- Delgosha Location within Iran Delgosha Location within Ilam Province
- Coordinates: 33°24′21″N 46°35′44″E﻿ / ﻿33.40583°N 46.59556°E
- Country: Iran
- Province: Ilam
- County: Malekshahi
- District: Gachi

Population (2016)
- • Total: 1,819
- Time zone: UTC+3:30 (IRST)

= Delgosha =

City in Ilam province, Iran

Delgosha (دلگشا) (Note: Also romanized as Delgoshā) is a city in Gachi District of Malekshahi County, Ilam province, Iran. It is adjacent to the city of Arkavaz, (Note: Formerly Qaleh Darreh-ye Malekshahi) bordering it to the south. The city is populated by Kurds.

==Demographics==
===Population===
At the time of the 2006 National Census, Delgosha's population was 3,931 in 676 households, when it was a village in Gachi Rural District of the former Malekshahi District (Note: Formerly Arkavazi District) of Mehran County.

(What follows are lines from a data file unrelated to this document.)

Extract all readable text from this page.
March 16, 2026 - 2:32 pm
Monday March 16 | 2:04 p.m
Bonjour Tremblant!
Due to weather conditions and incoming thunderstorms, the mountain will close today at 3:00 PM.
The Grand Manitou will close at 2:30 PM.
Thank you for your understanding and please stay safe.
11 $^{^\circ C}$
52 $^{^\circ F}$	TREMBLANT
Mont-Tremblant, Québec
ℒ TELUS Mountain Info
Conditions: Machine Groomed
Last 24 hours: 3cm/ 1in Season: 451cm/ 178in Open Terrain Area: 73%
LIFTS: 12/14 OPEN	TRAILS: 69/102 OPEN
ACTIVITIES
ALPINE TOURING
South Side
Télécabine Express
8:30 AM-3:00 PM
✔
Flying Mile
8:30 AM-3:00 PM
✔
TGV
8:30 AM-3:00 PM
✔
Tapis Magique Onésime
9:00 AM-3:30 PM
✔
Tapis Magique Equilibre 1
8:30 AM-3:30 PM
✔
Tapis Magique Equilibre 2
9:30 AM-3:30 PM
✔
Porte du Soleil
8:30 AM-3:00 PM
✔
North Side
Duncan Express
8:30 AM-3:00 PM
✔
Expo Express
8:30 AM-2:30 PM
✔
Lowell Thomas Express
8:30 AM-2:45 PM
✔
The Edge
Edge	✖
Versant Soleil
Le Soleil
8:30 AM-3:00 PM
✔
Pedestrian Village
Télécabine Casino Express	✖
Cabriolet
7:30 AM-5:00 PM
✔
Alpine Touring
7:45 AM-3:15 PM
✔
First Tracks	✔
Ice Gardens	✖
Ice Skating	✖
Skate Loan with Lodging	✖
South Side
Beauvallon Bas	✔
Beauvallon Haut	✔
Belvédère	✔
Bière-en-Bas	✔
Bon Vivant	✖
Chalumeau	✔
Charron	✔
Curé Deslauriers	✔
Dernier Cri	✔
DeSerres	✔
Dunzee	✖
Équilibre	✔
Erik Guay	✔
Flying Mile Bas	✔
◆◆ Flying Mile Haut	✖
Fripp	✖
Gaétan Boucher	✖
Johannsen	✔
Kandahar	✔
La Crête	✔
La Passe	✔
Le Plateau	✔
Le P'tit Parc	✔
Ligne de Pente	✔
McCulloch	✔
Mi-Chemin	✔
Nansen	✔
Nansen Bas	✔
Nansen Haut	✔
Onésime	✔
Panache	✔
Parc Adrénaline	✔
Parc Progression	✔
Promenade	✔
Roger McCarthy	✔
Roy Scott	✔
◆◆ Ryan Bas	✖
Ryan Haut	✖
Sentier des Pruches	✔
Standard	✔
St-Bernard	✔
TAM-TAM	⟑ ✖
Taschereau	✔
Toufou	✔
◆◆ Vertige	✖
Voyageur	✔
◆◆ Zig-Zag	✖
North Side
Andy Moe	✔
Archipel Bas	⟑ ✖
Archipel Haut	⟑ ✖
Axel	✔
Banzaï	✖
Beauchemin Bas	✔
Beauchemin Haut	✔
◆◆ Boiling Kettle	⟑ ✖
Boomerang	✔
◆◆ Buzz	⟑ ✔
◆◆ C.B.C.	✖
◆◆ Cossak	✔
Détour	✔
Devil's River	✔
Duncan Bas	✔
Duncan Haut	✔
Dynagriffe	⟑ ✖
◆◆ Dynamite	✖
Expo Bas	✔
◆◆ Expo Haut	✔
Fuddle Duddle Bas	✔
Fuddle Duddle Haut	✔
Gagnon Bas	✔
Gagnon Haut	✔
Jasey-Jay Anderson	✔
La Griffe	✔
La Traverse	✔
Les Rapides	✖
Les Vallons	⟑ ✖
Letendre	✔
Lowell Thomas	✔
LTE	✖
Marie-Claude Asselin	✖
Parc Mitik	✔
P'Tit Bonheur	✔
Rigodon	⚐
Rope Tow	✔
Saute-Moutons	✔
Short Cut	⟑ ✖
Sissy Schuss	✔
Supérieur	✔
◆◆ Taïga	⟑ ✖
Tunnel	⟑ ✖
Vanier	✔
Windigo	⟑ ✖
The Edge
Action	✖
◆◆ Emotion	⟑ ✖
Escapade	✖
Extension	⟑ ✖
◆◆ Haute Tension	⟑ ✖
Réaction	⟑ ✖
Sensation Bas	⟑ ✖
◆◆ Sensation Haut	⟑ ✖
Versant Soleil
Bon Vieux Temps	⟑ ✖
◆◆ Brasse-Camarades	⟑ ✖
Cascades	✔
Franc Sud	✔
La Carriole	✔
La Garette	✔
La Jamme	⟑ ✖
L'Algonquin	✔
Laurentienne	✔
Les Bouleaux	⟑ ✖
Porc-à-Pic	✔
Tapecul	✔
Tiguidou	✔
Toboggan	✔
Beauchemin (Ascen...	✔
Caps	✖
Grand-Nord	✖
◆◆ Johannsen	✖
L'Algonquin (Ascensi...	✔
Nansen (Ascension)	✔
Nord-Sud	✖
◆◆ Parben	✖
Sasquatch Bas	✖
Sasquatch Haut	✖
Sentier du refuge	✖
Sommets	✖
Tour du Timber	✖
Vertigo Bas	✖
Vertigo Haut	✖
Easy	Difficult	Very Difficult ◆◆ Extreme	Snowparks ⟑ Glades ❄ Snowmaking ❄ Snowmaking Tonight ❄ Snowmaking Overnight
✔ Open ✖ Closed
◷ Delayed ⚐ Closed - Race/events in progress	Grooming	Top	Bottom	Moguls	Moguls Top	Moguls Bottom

The following census in 2011 counted 2,201 people in 551 households, by which time the district had been separated from the county in the establishment of Malekshahi County, and the village had been elevated to the status of a city. Delgosha and the rural district were transferred to the new Gachi District. The 2016 census measured the population of the city as 1,819 people in 510 households.